Desouza Cyrus V, Gupta Namita, Patel Anery
Omaha Veterans Affairs Medical Center, Omaha, Nebraska; Department of Internal Medicine, Division of Diabetes, Endocrine, and Metabolism, University of Nebraska Medical Center, Omaha, Nebraska.
Department of Internal Medicine, Division of Diabetes, Endocrine, and Metabolism, University of Nebraska Medical Center, Omaha, Nebraska.
Clin Ther. 2015 Jun 1;37(6):1178-94. doi: 10.1016/j.clinthera.2015.02.016. Epub 2015 Mar 7.
Within the past decade, many new classes of drugs have received approval from the US Food and Drug Administration for treatment of type 2 diabetes mellitus, including glucagon-like peptide-1agonists, dipeptidyl peptidase-4 inhibitors, and the sodium-glucose cotransporter-2 inhibitors. Many trials have been performed, and several more are currently ongoing to evaluate these drugs. This review addresses the broad therapeutic and pleiotropic effects of these drugs.
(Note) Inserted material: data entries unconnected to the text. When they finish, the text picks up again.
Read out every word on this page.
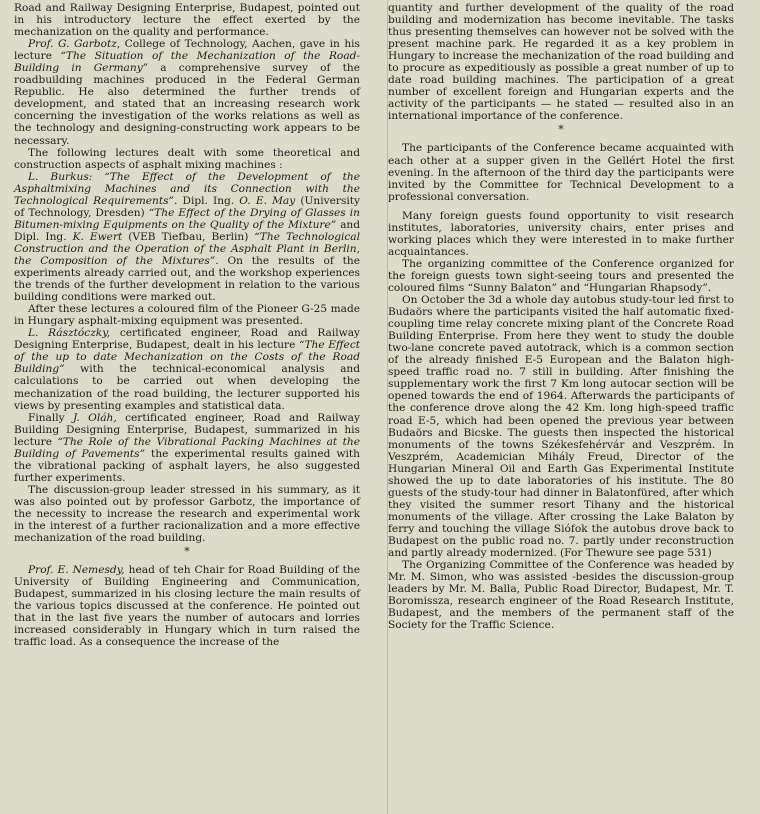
Road and Railway Designing Enterprise, Budapest, pointed out in his introductory lecture the effect exerted by the mechanization on the quality and performance.

Prof. G. Garbotz, College of Technology, Aachen, gave in his lecture “The Situation of the Mechanization of the Road-Building in Germany” a comprehensive survey of the roadbuilding machines produced in the Federal German Republic. He also determined the further trends of development, and stated that an increasing research work concerning the investigation of the works relations as well as the technology and designing-constructing work appears to be necessary.

The following lectures dealt with some theoretical and construction aspects of asphalt mixing machines :

L. Burkus: “The Effect of the Development of the Asphaltmixing Machines and its Connection with the Technological Requirements”. Dipl. Ing. O. E. May (University of Technology, Dresden) “The Effect of the Drying of Glasses in Bitumen-mixing Equipments on the Quality of the Mixture” and Dipl. Ing. K. Ewert (VEB Tiefbau, Berlin) “The Technological Construction and the Operation of the Asphalt Plant in Berlin, the Composition of the Mixtures”. On the results of the experiments already carried out, and the workshop experiences the trends of the further development in relation to the various building conditions were marked out.

After these lectures a coloured film of the Pioneer G-25 made in Hungary asphalt-mixing equipment was presented.

L. Rásztóczky, certificated engineer, Road and Railway Designing Enterprise, Budapest, dealt in his lecture “The Effect of the up to date Mechanization on the Costs of the Road Building” with the technical-economical analysis and calculations to be carried out when developing the mechanization of the road building, the lecturer supported his views by presenting examples and statistical data.

Finally J. Oláh, certificated engineer, Road and Railway Building Designing Enterprise, Budapest, summarized in his lecture “The Role of the Vibrational Packing Machines at the Building of Pavements” the experimental results gained with the vibrational packing of asphalt layers, he also suggested further experiments.

The discussion-group leader stressed in his summary, as it was also pointed out by professor Garbotz, the importance of the necessity to increase the research and experimental work in the interest of a further racionalization and a more effective mechanization of the road building.

*

Prof. E. Nemesdy, head of teh Chair for Road Building of the University of Building Engineering and Communication, Budapest, summarized in his closing lecture the main results of the various topics discussed at the conference. He pointed out that in the last five years the number of autocars and lorries increased considerably in Hungary which in turn raised the traffic load. As a consequence the increase of the

quantity and further development of the quality of the road building and modernization has become inevitable. The tasks thus presenting themselves can however not be solved with the present machine park. He regarded it as a key problem in Hungary to increase the mechanization of the road building and to procure as expeditiously as possible a great number of up to date road building machines. The participation of a great number of excellent foreign and Hungarian experts and the activity of the participants — he stated — resulted also in an international importance of the conference.

*

The participants of the Conference became acquainted with each other at a supper given in the Gellért Hotel the first evening. In the afternoon of the third day the participants were invited by the Committee for Technical Development to a professional conversation.

Many foreign guests found opportunity to visit research institutes, laboratories, university chairs, enter prises and working places which they were interested in to make further acquaintances.

The organizing committee of the Conference organized for the foreign guests town sight-seeing tours and presented the coloured films “Sunny Balaton” and “Hungarian Rhapsody”.

On October the 3d a whole day autobus study-tour led first to Budaörs where the participants visited the half automatic fixed-coupling time relay concrete mixing plant of the Concrete Road Building Enterprise. From here they went to study the double two-lane concrete paved autotrack, which is a common section of the already finished E-5 European and the Balaton high-speed traffic road no. 7 still in building. After finishing the supplementary work the first 7 Km long autocar section will be opened towards the end of 1964. Afterwards the participants of the conference drove along the 42 Km. long high-speed traffic road E-5, which had been opened the previous year between Budaörs and Bicske. The guests then inspected the historical monuments of the towns Székesfehérvár and Veszprém. In Veszprém, Academician Mihály Freud, Director of the Hungarian Mineral Oil and Earth Gas Experimental Institute showed the up to date laboratories of his institute. The 80 guests of the study-tour had dinner in Balatonfüred, after which they visited the summer resort Tihany and the historical monuments of the village. After crossing the Lake Balaton by ferry and touching the village Siófok the autobus drove back to Budapest on the public road no. 7. partly under reconstruction and partly already modernized. (For Thewure see page 531)

The Organizing Committee of the Conference was headed by Mr. M. Simon, who was assisted -besides the discussion-group leaders by Mr. M. Balla, Public Road Director, Budapest, Mr. T. Boromissza, research engineer of the Road Research Institute, Budapest, and the members of the permanent staff of the Society for the Traffic Science.
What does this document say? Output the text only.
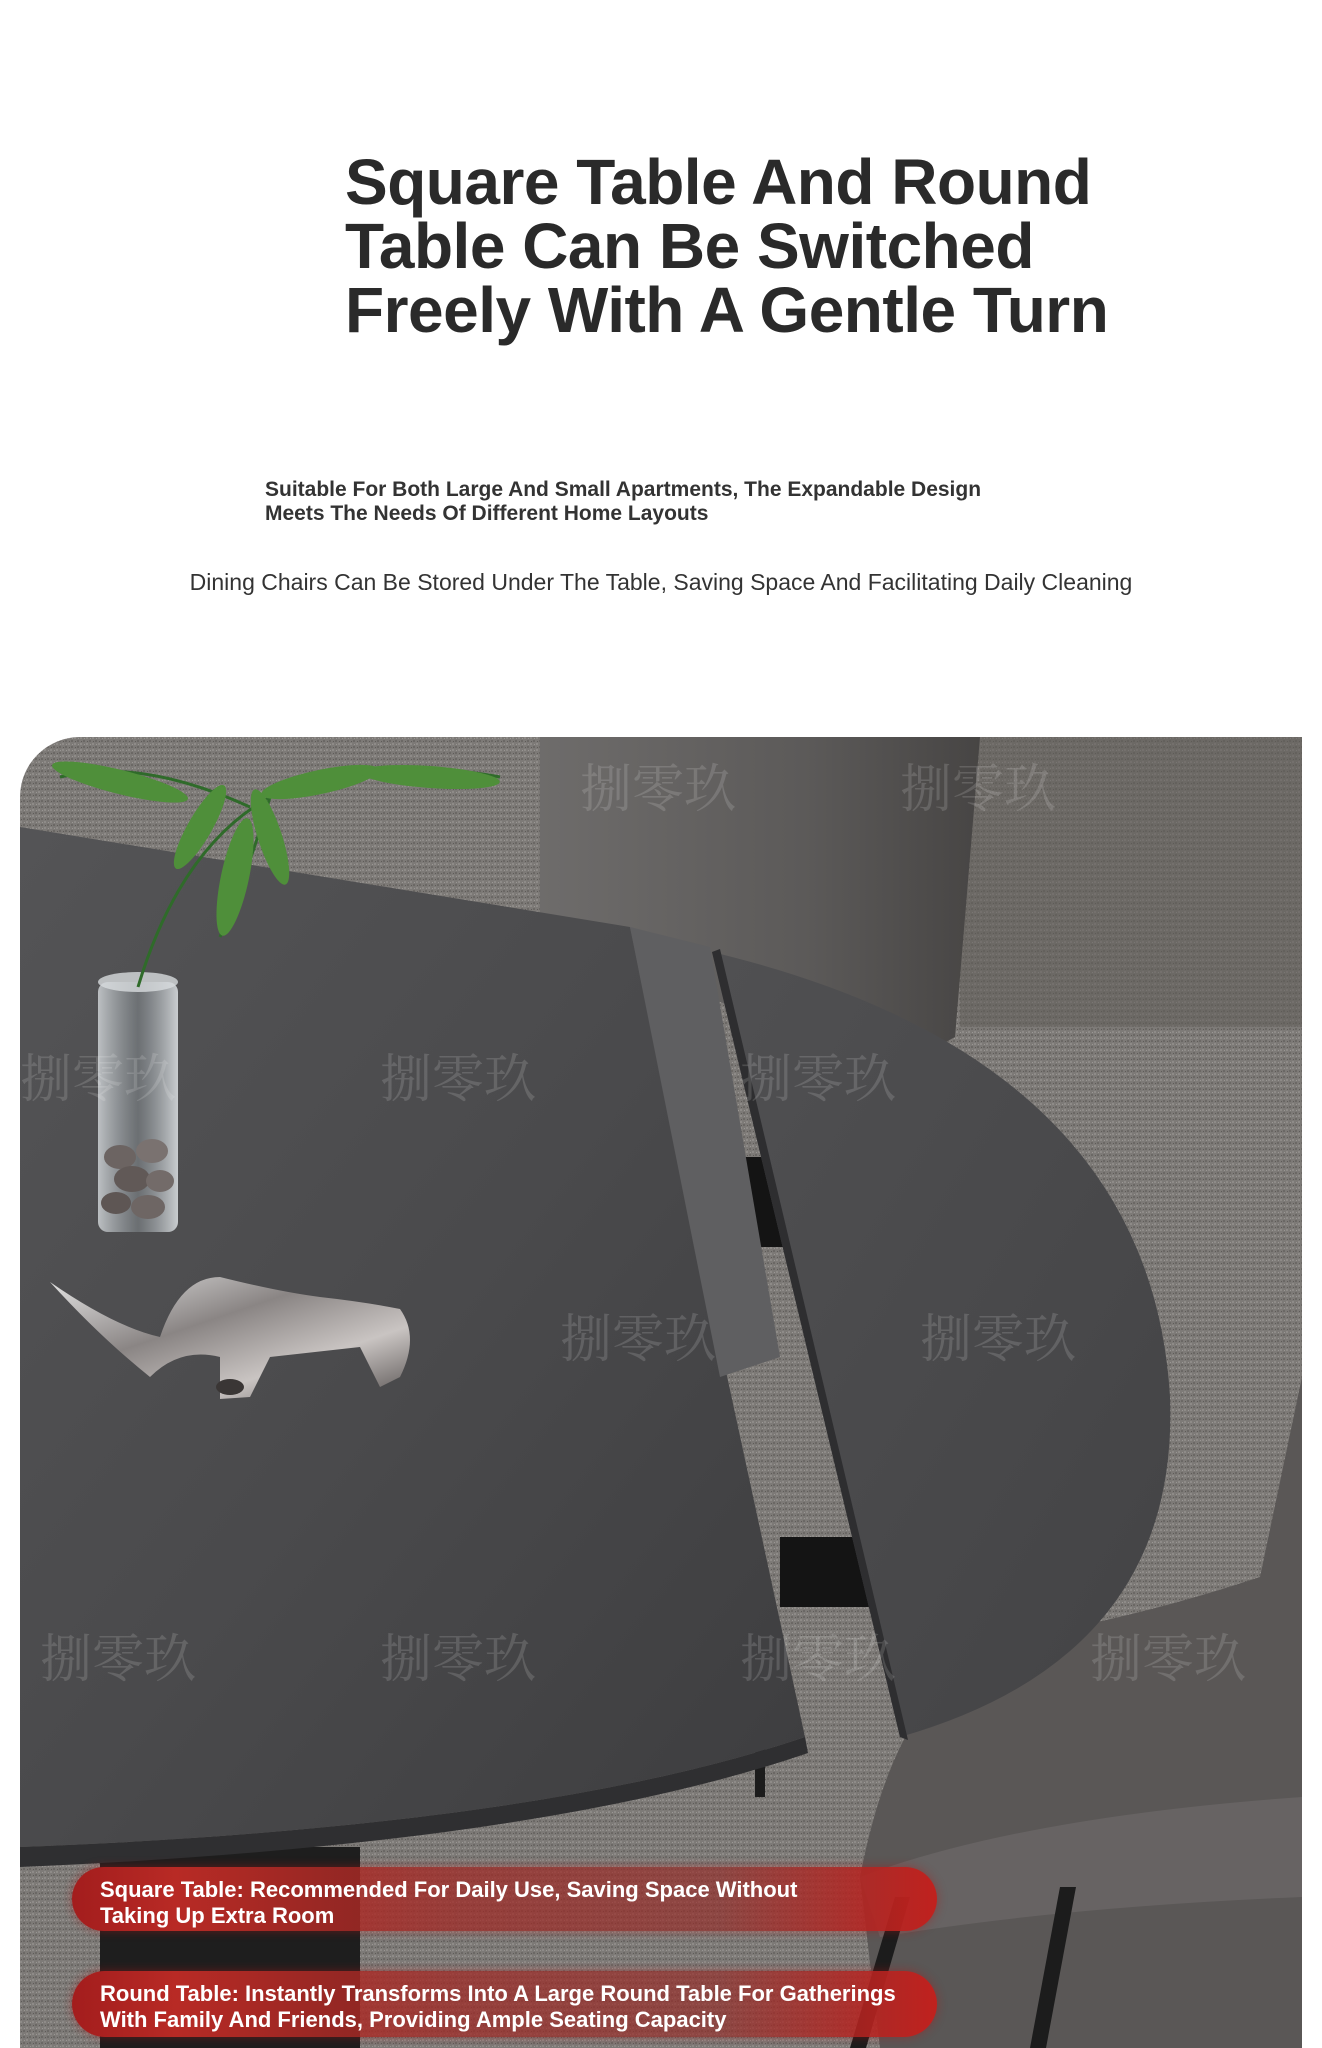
Square Table And Round
Table Can Be Switched
Freely With A Gentle Turn

Suitable For Both Large And Small Apartments, The Expandable Design
Meets The Needs Of Different Home Layouts

Dining Chairs Can Be Stored Under The Table, Saving Space And Facilitating Daily Cleaning

捌零玖	捌零玖
捌零玖	捌零玖	捌零玖
捌零玖	捌零玖
捌零玖	捌零玖	捌零玖	捌零玖
Square Table: Recommended For Daily Use, Saving Space Without
Taking Up Extra Room
Round Table: Instantly Transforms Into A Large Round Table For Gatherings
With Family And Friends, Providing Ample Seating Capacity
The review also discusses the role of these drugs in the treatment paradigm for type 2 diabetes and identifies patients who would be suitable candidates for treatment with these drugs.
In this comprehensive evidence-based review, the following databases were searched from 1990 to the present: PubMed/MEDLINE, Scopus, CINAHL, ClinicalTrials.gov, the World Health Organization International Clinical Trials Registry Portal, and the American Diabetes Association and European Association for the Study of Diabetes abstract databases. Randomized clinical trials (RCTs) were only included for the main therapeutic and cardiovascular (CV) effects of these drug classes. For pleiotropic effects, RCTs were included unless no RCTs exist, in which case other studies as specified in the detailed Methods section were included.
All 3 drug classes are effective in lowering hemoglobin A1c between 0.4% and 1.4%, depending on the drug class and population selected. These drug classes have beneficial effects on CV risk factors, such as weight, lipids, and blood pressure, in addition to lowering blood glucose levels. The CV tolerability of some drugs has been evaluated and found to be neutral; however, most trials are currently ongoing to assess CV tolerability. There are no concrete guidelines to determine where these drugs fit in the diabetes management paradigm, and there are ongoing trials to determine the best combination drug with metformin.
These 3 drug classes will potentially increase the armamentarium against hyperglycemia. However, the specific combinations with other antidiabetic drugs and populations that will best benefit from these drugs are still being tested. Future research is also being conducted on the use of glucagon-like peptide-1 receptor agonists and sodium-glucose cotransporter-2 inhibitors in patients with type 1 diabetes.
在过去十年中,许多新型药物已获得美国食品药品监督管理局批准用于治疗2型糖尿病,包括胰高血糖素样肽-1激动剂、二肽基肽酶-4抑制剂和钠-葡萄糖协同转运蛋白-2抑制剂。已经进行了许多试验,目前还有几项试验正在进行以评估这些药物。本综述阐述了这些药物广泛的治疗作用和多效性作用。该综述还讨论了这些药物在2型糖尿病治疗模式中的作用,并确定了适合使用这些药物进行治疗的患者。
在这项全面的循证综述中,检索了1990年至今的以下数据库:PubMed/MEDLINE、Scopus、CINAHL、ClinicalTrials.gov、世界卫生组织国际临床试验注册平台以及美国糖尿病协会和欧洲糖尿病研究协会的摘要数据库。随机临床试验(RCT)仅纳入用于这些药物类别主要治疗作用和心血管(CV)作用的研究。对于多效性作用,纳入RCT,除非不存在RCT,在这种情况下纳入详细方法部分中指定的其他研究。
所有这3类药物在降低糖化血红蛋白方面都有效,降低幅度在0.4%至1.4%之间,具体取决于所选药物类别和人群。除了降低血糖水平外,这些药物类别对心血管危险因素,如体重、血脂和血压,也有有益作用。已对一些药物的心血管耐受性进行了评估,发现其为中性;然而,目前大多数试验正在进行以评估心血管耐受性。尚无具体指南来确定这些药物在糖尿病管理模式中的位置,并且正在进行试验以确定与二甲双胍的最佳联合用药。
这3类药物可能会增加对抗高血糖的手段。然而,与其他抗糖尿病药物的具体联合用药以及最能从这些药物中获益的人群仍在测试中。未来还将对1型糖尿病患者使用胰高血糖素样肽-1受体激动剂和钠-葡萄糖协同转运蛋白-2抑制剂进行研究。